Jackson died four months before the 20th anniversary of Hudson. It was a tumultuous time for the company. Chapin had accepted appointment as Herbert Hoover’s commerce secretary, a position fraught with scandal after he organized a “to big to fail” campaign to bail out key Detroit banks, many of which were affiliated with the Guardian Group, an organization that was chaired by Chapin. With the election of Franklin D. Roosevelt, Chapin returned to a position of management at Hudson.
The leadership void created by Chapin’s departure and Jackson’s death, coupled with the deteriorating economic climate had left Hudson in a precarious financial position. The strain of restoring the company to solvency was credited as a contributing factor in Chapin’s death at age fifty-six in 1936.
Hudson would survive the Great Depression. But as with Studebaker, Nash, Pierce Arrow, Auburn, and Packard, the company was a shadow of what it had been in the 1920s. In the post WWII years there would be numerous successes such as the introduction of the legendary Hudson Hornet. Still, by 1950 it had become increasingly apparent that the company could not successfully compete against the big three auto manufacturers. Survival required hard decisions and the board of directors turned toward the idea of merger for the first time since 1916.
President George Mason of Nash initially planned a merger with Packard in 1948. He and the President of Packard, James Nance had created a proposal but neither man was able to finalize the plan with their respective board of directors. In 1954, Mason’s second attempt was more successful when he facilitated the merger of Nash-Kelvinator Corporation and Hudson Motor Car Company to create American Motors. Mason envisioned this as the first step in the building of a powerful automobile manufacturing combine that would also include Packard and Studebaker.
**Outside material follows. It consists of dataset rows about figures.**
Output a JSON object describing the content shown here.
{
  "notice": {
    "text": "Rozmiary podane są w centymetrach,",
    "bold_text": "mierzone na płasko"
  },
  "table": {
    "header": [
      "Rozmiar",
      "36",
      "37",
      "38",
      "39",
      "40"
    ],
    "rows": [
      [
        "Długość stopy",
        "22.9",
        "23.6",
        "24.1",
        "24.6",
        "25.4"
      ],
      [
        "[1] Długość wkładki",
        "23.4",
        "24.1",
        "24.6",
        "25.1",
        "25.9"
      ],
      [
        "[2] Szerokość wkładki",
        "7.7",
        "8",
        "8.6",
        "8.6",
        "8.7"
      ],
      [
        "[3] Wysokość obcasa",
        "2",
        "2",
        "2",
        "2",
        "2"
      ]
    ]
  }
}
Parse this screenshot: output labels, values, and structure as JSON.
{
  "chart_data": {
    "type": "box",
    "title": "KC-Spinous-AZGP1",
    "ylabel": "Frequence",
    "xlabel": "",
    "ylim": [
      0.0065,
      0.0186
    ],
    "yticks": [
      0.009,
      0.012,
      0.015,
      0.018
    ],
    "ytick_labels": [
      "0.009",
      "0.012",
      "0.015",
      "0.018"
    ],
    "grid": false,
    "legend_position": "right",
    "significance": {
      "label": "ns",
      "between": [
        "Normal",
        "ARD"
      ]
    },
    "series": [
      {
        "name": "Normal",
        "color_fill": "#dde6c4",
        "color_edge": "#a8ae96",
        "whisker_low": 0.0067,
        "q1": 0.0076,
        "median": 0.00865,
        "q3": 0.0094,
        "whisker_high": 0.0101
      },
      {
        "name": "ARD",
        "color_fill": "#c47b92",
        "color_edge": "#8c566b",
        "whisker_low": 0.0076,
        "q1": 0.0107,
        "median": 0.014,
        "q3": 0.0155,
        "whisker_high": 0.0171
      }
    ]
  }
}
The brilliant strategy came up short when Packard merged with Studebaker two months after the formation of American Motors. The plan to merge the four companies died with Mason on October 8, 1954. When George Romney, former vice president, assumed the leadership position he terminated discussions to merge with Packard-Studebaker, and began focusing on making American Motors a contender.
First, he phased out the Nash and Hudson names in late 1957. Next, he focused all resources on the development of the Rambler. In 1959 a Rambler won the 1959 Mobil Economy Run as well as accolades from numerous automotive publications. Incredibly by 1960, Rambler by American Motors was the third most popular brand of automobile in the United States, behind Ford and Chevrolet. Chrysler was a distant fourth. The success of the small car that was in stark contrast to the large chrome bedecked and finned cars that were rolling from the factories of Ford, Chrysler and General Motors was aided in part to a major economic recession
To compete Chevrolet unveiled the Corvair and then Chevy II. Ford unveiled the Falcon, and Chrysler the Valiant and Dart. These cars were the ghost of Christmas future when a decade later an energy crisis would leave manufacturers scrambling to recreate what AMC had done in 1958.
And it all began with one man, one visionary that inspired others to transform a dream into a reality. Roscoe Jackson, the forgotten pioneer with a legacy that bridged the modern era with the origins of the American auto industry.